What kind of love are we talking about here? It is the true love and not simply what people use this word to mean. It comes from our attitude and knowledge and must proceed from a pure heart. For there is also a love of evil things. Robbers love other robbers, and murderers love each other too, not out of love which comes from a good conscience but from a bad one.9

Footnotes

  1. HOMILY ON THE SONG OF SONGS 5.  Oden, T. C., & Hall, C. A. (Eds.). (1998). Mark (Revised) (p. 84). Downers Grove, IL: InterVarsity Press.
  2. COMMENTARY ON MATTHEW 11.3.  Oden, T. C., & Hall, C. A. (Eds.). (1998). Mark (Revised) (p. 85). Downers Grove, IL: InterVarsity Press.
  3. COMMENTARY ON MATTHEW 11.3.  Oden, T. C., & Hall, C. A. (Eds.). (1998). Mark (Revised) (pp. 85–86). Downers Grove, IL: InterVarsity Press.
  4. EXPOSITION ON THE GOSPEL OF MARK 2.2.  Oden, T. C., & Hall, C. A. (Eds.). (1998). Mark (Revised) (p. 86). Downers Grove, IL: InterVarsity Press.
  5. EXPOSITION ON THE GOSPEL OF MARK 2.2.  Oden, T. C., & Hall, C. A. (Eds.). (1998). Mark (Revised) (p. 87). Downers Grove, IL: InterVarsity Press.

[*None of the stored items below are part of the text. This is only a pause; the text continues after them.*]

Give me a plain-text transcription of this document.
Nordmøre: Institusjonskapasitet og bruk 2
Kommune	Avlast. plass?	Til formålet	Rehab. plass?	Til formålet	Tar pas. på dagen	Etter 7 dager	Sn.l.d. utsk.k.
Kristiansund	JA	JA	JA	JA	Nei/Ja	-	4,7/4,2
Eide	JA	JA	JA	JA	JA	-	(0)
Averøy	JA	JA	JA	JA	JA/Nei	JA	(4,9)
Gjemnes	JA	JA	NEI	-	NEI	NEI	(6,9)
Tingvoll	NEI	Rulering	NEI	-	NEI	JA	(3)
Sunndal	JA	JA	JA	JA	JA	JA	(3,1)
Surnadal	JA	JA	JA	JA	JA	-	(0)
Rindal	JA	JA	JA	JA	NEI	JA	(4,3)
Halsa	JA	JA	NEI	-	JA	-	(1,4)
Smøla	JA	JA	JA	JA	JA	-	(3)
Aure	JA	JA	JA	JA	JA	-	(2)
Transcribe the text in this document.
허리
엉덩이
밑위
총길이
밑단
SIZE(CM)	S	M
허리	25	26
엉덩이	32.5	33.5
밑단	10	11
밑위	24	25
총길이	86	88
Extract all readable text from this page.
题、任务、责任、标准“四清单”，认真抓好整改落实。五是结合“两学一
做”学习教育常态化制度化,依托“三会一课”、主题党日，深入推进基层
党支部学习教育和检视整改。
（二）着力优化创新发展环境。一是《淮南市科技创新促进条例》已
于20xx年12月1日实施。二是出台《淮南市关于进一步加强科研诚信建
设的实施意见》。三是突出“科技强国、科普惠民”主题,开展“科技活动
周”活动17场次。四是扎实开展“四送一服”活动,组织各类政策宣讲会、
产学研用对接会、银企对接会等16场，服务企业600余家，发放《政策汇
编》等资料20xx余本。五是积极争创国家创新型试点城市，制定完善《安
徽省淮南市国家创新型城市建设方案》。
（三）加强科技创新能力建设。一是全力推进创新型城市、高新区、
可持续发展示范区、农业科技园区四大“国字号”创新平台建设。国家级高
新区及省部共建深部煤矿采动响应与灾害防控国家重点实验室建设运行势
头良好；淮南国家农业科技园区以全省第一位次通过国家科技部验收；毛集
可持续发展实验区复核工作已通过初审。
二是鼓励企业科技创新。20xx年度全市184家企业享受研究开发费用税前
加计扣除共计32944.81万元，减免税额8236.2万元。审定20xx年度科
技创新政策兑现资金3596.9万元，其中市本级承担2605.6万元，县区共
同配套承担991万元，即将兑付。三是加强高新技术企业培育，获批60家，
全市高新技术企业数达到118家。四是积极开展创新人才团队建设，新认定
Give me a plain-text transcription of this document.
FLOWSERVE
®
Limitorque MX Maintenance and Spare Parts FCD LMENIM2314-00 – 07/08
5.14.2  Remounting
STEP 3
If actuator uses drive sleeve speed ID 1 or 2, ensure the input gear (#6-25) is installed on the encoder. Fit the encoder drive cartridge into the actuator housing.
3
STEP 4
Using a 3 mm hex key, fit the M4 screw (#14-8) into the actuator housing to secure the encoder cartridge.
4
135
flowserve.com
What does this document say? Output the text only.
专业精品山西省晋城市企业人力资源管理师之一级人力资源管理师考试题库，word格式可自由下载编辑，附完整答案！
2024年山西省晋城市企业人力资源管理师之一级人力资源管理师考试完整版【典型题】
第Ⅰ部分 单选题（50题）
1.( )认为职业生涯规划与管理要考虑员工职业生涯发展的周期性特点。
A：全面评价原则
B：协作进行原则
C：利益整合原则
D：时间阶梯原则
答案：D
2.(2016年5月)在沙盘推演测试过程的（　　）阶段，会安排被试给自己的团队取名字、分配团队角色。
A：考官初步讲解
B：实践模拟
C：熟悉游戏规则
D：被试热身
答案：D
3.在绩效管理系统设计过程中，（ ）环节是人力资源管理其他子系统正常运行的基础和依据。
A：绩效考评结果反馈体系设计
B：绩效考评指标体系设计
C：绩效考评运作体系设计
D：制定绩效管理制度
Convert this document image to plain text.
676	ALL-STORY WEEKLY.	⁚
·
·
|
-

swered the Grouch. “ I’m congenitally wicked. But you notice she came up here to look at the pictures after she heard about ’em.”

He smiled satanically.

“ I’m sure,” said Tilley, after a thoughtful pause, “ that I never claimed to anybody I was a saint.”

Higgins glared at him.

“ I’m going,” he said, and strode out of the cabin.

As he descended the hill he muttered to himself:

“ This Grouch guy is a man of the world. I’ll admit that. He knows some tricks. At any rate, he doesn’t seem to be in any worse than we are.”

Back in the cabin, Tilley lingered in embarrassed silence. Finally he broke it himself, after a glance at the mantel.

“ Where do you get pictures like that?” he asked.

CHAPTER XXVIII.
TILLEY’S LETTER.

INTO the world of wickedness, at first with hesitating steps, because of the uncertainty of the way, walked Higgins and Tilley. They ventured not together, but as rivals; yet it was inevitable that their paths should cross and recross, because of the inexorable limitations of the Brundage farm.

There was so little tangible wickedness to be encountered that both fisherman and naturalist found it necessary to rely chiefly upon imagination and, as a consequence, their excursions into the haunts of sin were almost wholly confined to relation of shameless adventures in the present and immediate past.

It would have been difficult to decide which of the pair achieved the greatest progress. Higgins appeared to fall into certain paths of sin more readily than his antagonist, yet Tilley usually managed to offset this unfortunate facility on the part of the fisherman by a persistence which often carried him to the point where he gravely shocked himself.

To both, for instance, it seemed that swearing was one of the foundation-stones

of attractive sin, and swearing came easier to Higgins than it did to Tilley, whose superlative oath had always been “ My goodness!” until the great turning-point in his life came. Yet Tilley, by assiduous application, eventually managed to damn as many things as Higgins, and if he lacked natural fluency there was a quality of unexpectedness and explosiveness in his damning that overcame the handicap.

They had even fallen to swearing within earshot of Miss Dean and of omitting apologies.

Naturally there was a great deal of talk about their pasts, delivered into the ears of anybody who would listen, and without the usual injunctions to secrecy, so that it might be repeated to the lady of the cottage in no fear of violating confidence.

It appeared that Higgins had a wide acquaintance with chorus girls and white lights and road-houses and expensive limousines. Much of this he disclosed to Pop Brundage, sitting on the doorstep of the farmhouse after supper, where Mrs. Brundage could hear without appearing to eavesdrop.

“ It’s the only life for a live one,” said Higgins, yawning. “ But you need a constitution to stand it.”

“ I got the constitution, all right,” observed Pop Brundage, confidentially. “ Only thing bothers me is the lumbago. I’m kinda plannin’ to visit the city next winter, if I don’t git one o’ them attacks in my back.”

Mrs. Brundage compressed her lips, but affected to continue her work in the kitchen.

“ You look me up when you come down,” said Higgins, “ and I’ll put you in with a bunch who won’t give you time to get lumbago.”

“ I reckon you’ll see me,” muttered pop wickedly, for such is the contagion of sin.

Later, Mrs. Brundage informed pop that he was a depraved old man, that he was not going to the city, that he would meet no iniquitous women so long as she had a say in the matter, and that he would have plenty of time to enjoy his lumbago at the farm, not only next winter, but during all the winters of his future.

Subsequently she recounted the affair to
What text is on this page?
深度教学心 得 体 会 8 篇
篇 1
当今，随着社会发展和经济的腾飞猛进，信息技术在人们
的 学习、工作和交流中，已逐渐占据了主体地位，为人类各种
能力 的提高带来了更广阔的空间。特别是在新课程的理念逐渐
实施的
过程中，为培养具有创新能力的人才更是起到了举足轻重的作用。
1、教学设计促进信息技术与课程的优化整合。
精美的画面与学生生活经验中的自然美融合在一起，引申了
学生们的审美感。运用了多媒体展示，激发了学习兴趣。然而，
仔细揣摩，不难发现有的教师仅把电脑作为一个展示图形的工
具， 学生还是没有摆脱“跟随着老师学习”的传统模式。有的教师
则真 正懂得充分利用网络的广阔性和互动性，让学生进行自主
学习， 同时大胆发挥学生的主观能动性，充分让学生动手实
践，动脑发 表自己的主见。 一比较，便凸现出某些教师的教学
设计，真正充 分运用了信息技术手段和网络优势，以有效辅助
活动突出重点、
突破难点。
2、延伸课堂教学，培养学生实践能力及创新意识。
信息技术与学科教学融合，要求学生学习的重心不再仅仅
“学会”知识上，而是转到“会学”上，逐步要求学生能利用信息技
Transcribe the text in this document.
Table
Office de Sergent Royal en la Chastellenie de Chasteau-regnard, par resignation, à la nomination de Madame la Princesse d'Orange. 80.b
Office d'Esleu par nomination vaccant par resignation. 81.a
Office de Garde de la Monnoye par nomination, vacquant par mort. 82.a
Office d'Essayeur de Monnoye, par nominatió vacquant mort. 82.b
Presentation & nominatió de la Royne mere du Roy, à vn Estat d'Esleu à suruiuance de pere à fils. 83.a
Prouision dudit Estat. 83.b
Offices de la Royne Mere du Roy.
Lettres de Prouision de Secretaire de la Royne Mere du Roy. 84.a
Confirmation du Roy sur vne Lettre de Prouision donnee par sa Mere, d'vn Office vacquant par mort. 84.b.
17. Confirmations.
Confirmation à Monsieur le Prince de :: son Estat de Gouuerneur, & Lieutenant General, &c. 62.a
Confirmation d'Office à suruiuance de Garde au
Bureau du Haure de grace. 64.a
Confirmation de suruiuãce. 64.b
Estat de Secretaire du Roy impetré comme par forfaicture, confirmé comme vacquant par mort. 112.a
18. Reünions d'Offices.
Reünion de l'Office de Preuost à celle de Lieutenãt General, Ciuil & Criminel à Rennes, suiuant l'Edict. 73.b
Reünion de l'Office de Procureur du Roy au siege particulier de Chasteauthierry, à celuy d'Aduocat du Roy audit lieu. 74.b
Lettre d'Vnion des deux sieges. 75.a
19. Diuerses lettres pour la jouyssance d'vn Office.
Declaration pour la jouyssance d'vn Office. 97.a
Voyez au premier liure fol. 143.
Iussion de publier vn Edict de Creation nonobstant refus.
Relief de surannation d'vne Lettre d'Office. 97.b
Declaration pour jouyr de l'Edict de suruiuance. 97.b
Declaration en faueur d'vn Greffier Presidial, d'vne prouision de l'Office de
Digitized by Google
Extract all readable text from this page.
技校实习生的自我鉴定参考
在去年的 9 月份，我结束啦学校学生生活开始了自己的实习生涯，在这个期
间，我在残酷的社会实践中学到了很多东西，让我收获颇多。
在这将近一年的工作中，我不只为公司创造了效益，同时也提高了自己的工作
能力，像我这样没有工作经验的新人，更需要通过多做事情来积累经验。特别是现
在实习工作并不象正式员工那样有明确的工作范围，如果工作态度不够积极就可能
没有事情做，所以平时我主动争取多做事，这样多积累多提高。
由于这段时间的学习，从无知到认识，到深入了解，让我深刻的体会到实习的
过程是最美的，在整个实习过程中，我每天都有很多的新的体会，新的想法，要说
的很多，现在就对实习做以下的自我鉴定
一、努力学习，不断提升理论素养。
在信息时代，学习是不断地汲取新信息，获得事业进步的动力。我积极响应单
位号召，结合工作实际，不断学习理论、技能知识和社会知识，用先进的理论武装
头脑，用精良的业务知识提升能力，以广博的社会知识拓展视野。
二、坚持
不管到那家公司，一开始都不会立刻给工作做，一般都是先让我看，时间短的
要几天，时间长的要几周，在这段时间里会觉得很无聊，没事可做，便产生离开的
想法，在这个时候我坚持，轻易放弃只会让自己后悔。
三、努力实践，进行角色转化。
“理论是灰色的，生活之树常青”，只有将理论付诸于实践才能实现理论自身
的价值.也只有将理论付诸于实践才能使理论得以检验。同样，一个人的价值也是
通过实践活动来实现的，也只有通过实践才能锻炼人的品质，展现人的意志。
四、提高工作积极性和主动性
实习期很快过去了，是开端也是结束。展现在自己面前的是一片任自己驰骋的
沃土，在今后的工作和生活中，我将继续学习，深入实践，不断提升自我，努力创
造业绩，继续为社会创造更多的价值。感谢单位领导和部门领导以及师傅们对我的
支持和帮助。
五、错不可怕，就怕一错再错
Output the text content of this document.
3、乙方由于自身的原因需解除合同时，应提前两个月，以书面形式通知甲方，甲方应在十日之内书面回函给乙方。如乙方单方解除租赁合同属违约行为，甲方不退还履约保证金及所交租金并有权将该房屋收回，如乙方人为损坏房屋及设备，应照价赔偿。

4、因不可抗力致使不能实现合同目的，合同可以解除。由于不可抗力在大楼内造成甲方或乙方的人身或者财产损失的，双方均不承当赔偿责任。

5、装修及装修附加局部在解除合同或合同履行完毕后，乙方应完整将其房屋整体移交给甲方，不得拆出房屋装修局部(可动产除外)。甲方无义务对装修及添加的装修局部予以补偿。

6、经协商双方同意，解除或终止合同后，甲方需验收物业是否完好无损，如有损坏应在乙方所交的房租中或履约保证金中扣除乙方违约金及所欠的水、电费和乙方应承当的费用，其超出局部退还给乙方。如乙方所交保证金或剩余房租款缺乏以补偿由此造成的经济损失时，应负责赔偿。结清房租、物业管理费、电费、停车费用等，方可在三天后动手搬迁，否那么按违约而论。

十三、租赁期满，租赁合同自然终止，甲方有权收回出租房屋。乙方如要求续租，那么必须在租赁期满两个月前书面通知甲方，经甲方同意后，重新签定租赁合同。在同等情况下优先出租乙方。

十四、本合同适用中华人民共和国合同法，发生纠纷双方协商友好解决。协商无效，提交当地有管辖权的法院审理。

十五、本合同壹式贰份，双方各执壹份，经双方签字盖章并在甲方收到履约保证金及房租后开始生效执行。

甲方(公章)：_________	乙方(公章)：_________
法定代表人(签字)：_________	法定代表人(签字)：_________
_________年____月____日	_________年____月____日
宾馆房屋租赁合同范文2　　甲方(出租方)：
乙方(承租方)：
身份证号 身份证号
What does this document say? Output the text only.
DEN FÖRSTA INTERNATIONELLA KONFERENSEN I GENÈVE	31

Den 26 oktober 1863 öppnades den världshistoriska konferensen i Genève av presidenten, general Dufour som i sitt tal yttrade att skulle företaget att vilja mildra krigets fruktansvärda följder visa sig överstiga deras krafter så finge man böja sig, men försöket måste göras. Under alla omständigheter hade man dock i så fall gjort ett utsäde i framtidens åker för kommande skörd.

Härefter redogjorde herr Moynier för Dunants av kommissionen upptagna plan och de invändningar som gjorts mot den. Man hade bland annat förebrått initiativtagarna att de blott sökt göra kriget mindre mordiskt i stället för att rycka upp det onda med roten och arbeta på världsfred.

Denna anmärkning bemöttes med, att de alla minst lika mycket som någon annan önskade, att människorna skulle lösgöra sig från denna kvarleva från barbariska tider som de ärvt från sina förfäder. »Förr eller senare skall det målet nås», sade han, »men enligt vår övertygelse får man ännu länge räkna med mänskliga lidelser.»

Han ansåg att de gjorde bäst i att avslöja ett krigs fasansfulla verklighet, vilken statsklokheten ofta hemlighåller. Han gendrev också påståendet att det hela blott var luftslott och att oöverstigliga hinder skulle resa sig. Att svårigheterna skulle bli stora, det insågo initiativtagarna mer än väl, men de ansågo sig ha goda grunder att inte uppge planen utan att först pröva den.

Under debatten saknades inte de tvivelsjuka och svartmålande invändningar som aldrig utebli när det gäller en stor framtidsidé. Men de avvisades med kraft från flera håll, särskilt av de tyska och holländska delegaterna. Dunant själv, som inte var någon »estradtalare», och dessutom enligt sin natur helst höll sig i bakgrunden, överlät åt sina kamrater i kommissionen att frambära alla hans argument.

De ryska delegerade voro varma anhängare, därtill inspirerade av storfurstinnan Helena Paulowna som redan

  6. COMMENTARY ON 1 JOHN.  Bray, G. (Ed.). (2000). James, 1-2 Peter, 1-3 John, Jude (p. 212). Downers Grove, IL: InterVarsity Press.
  7. THE CITY OF GOD 17.4.  Bray, G. (Ed.). (2000). James, 1-2 Peter, 1-3 John, Jude (p. 212). Downers Grove, IL: InterVarsity Press.
  8. ON 1 JOHN.  Bray, G. (Ed.). (2000). James, 1-2 Peter, 1-3 John, Jude (p. 212). Downers Grove, IL: InterVarsity Press.
  9. CATENA.  Bray, G. (Ed.). (2000). James, 1-2 Peter, 1-3 John, Jude (pp. 212–213). Downers Grove, IL: InterVarsity Press.